A Response to Barry Pierce's GQ Booktok Article
In reference to the article written here: https://www.gq-magazine.co.uk/culture/article/booktok-tiktok-books-community
It appears that you have stumbled into Booktok blindly and with not only extreme prejudice and contempt, but a complete misunderstanding of how algorithms work. It seems that you have many questions, and many more incorrect perceptions, of what Booktok is and how it works, and I will attempt to clear these up for you.
You've made the mistake that many who have spent a whopping one day on the app and claiming to see the same 20 books over and over have made. A mistake that could have been easily rectified had you simply asked one of the many Booktokers for whom you show such scorn. The algorithm has shown you the most generic content in an attempt to learn what you like, and instead of swiping by in search of something deeper and more relatable to you personally, you lapped the mainstream right up. The algorithm therefore showed you more of that same middling content. Those of us who have spent more time curating our feed (as we curate our home libraries and TBR's) and building a community of "certified bookworms" with similar taste and values have found enrichment far beyond what the monologue of apps like YouTube and Instagram could have ever given us.
And that's the difference between Booktok and Booktube that you couldn't see from a cursury observation.
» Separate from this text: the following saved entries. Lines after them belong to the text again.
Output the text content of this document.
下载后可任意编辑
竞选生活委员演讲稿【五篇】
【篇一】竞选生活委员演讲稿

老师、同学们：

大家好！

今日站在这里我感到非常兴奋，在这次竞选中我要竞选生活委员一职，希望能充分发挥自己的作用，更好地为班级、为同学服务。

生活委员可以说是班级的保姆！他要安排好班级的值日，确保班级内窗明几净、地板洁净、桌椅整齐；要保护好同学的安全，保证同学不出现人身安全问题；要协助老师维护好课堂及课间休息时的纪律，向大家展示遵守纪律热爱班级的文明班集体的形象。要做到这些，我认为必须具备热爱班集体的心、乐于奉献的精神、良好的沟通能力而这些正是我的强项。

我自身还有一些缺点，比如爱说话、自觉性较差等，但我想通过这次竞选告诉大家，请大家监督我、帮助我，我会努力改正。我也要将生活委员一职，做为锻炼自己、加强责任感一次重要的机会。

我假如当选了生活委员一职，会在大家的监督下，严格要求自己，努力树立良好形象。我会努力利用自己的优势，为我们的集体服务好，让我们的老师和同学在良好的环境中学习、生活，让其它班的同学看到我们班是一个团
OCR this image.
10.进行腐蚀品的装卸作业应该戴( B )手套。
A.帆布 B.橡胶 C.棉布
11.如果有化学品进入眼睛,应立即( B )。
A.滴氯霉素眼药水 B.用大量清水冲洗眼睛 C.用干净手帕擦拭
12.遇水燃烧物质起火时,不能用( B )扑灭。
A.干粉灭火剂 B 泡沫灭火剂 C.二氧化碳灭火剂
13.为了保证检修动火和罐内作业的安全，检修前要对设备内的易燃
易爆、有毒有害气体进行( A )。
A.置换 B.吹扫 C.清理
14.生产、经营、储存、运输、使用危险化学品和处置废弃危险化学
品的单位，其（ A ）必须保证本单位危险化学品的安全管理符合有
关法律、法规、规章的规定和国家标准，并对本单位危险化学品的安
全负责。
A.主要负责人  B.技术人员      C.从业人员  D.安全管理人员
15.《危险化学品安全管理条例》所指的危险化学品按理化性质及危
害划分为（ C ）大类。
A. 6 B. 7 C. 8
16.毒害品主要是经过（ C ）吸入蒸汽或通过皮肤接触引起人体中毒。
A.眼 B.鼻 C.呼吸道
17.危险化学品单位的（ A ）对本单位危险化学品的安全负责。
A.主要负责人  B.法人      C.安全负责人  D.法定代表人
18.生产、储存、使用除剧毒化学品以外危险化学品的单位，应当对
Community. A group of readers who love and want to discuss books, not just monologue our own opinion into the void. A group of book collectors who have always existed, but have not had the pleasure of knowing and talking to other people with the same love and care for a personally curated home library. Many of us have found a beautifully diverse group of people with perspectives we never could have seen on our own, causing us to grow as readers, as authors, as human beings.
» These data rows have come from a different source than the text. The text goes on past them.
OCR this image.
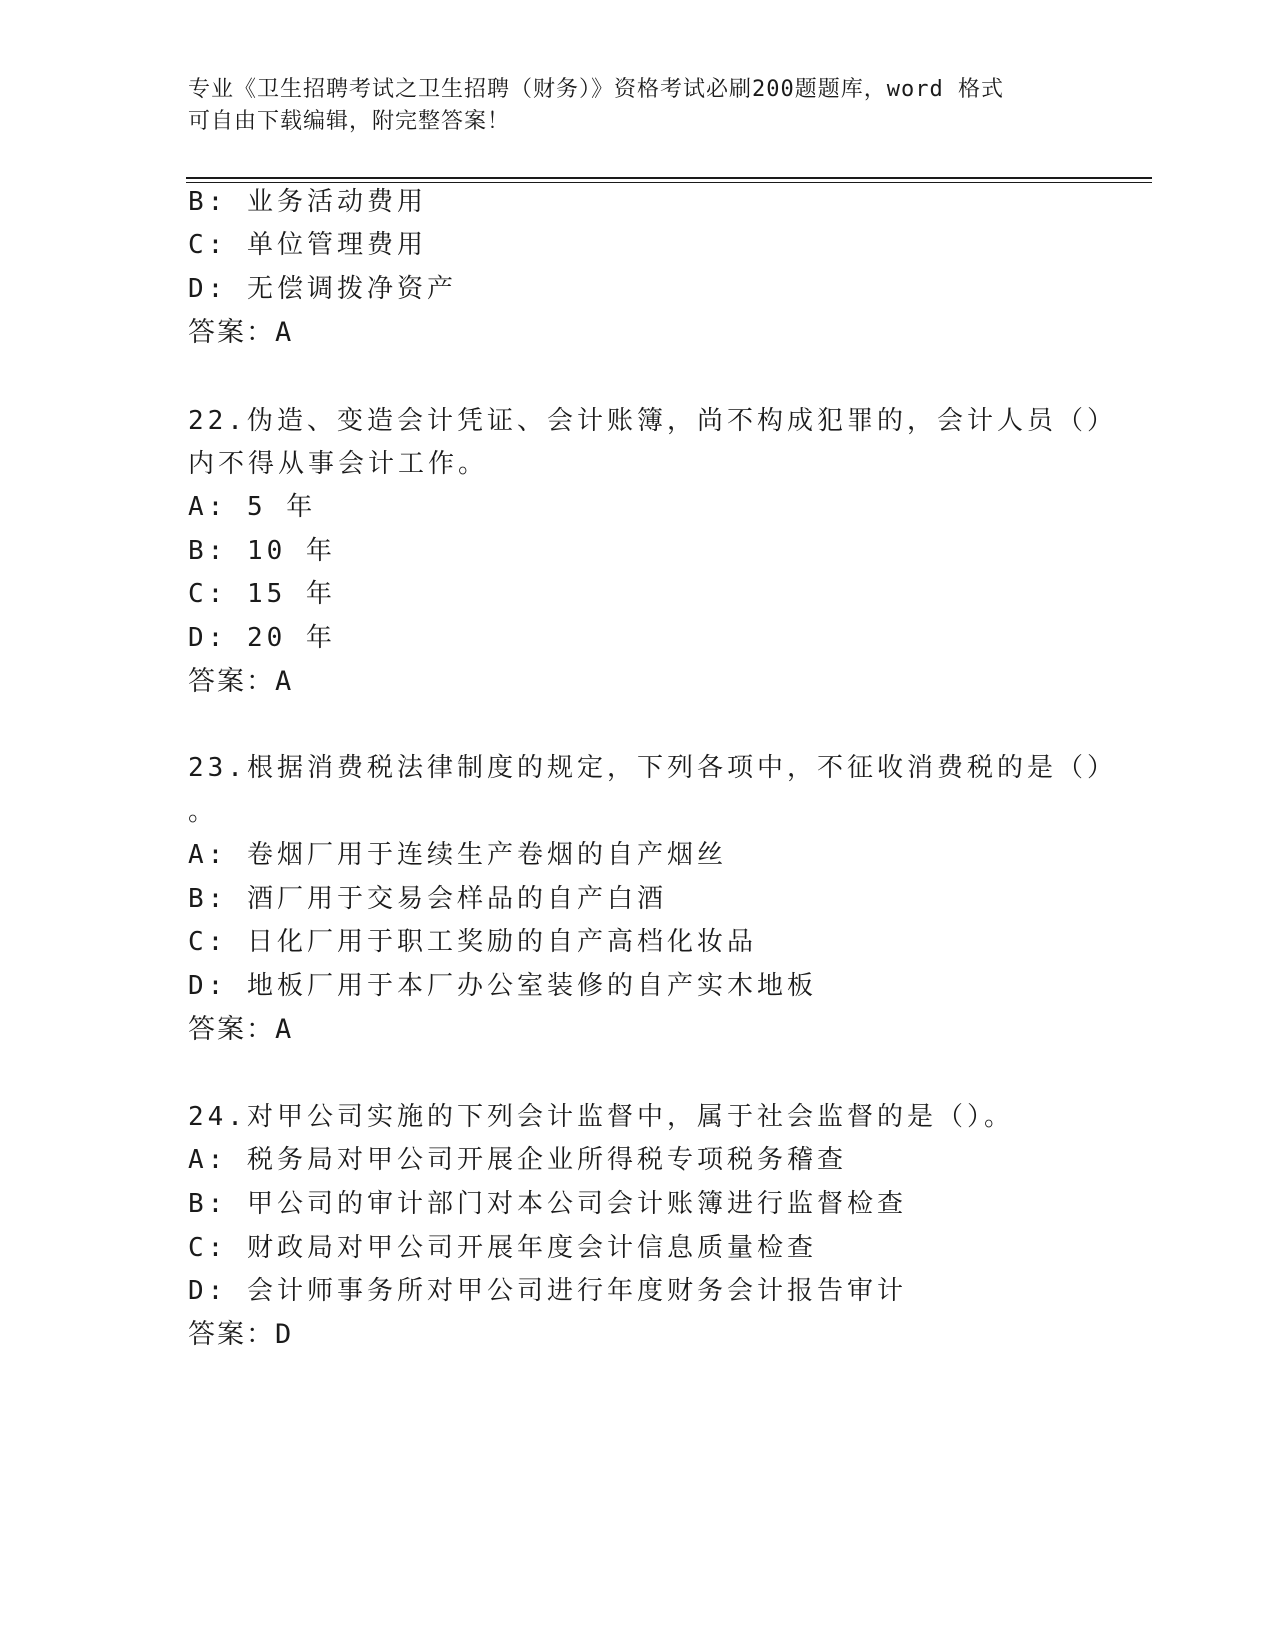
专业《卫生招聘考试之卫生招聘（财务）》资格考试必刷200题题库，word 格式
可自由下载编辑，附完整答案！
B: 业务活动费用
C: 单位管理费用
D: 无偿调拨净资产
答案：A
22.伪造、变造会计凭证、会计账簿，尚不构成犯罪的，会计人员（）
内不得从事会计工作。
A: 5 年
B: 10 年
C: 15 年
D: 20 年
答案：A
23.根据消费税法律制度的规定，下列各项中，不征收消费税的是（）
。
A: 卷烟厂用于连续生产卷烟的自产烟丝
B: 酒厂用于交易会样品的自产白酒
C: 日化厂用于职工奖励的自产高档化妆品
D: 地板厂用于本厂办公室装修的自产实木地板
答案：A
24.对甲公司实施的下列会计监督中，属于社会监督的是（）。
A: 税务局对甲公司开展企业所得税专项税务稽查
B: 甲公司的审计部门对本公司会计账簿进行监督检查
C: 财政局对甲公司开展年度会计信息质量检查
D: 会计师事务所对甲公司进行年度财务会计报告审计
答案：D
Its very interesting to me that while you express a frankly elitist amount of disdain for the Booktok community, you simultaneously take responsibility for its existence. The sheer audacity of deriding something at the same time as taking credit for it... well, it is such as we only see in mediocre white men. *Sigh.* Here I was attempting to write a response with polite disagreement, but I found that once I started typing I could not, nor did I desire, to "check my tone."
When you walked into a bookshop and saw a Booktok table, you probably saw the same 20 books that Tiktok showed you, the middling. And the reason for that is that someone at Barnes & Noble spent about the same amount of time you did attempting to figure out what was popular on Booktok. These are not difficult things to surmise, but
I find it very interesting that you refer to the collective 2010's BookTube as "wholesome," and possibly need more clarification on what that particular word means to you. The discussions of "the classics," a category historically written almost exclusively by white people, may be considered wholesome to some, but to any minority it is difficult not to see the hypocrisy in only considering the work separate from the author, and only considering the "great classics" as an example of what literature should be when it came primarily from people who literally owned other people. So many great works of literature have not been popularized due to issues in the publishing industry, and we've found that as a community we can overcome the Big 5 publishing monopoly by supporting lesser know authors and works - aka works publishers did not put any effort or finance into supporting. You say it's made millionaires overnight. I say it's changed the modern definition of "classic literature" to a better representation of the cultures and peoples of the world.
This is not to say that Tiktok as a company doesn't have it's own issues, such as the recent "heating" controversy, a practice of Tiktok overriding the algorithm to popularize (or depopularize) certain videos. Penguin Randomhouse has recently made a deal with Tiktok, you can read more about that elsewhere, and Booktok in general is not ok with a publisher invading our review spaces. But if you take issue with that, take issue with capitalism in general, not the creators who review books for free, not to make money, but to support the authors we love.
And of course there are people on Booktok who post reviews of books they haven't read, and authors who send their avid following after a person who rates their book less than stellar. Why do we see these things? Well, because we see people. You can't hide on Tiktok. After a certain number of videos, people begin to see you for who you really are, exposed and raw. So with the people who genuinely read and review books in the hopes that they can make a big difference for a small author, you also have people who still think they're on Instagram, posing a fake self for the camera. You take the bad with the good. Welcome to humanity.
I find it interesting that you chose to express your opinion of a social media group outside of social media. The thing about Booktok is that it allows - neigh it encourages dialogue, which allows us to actually learn from other readers. Not just demanding our opinion be heard without allowing for opposing views. Your opinion of us shows us more about you than it ever could about us. You're on the outside looking in, and instead of attempting to learn and understand, you judged. And most of what you judged was incorrect.
Tiktok is a mirror, it shows you what you like, what you want to see. So if what you saw was shallow and false, perhaps you should take a closer look in the mirror.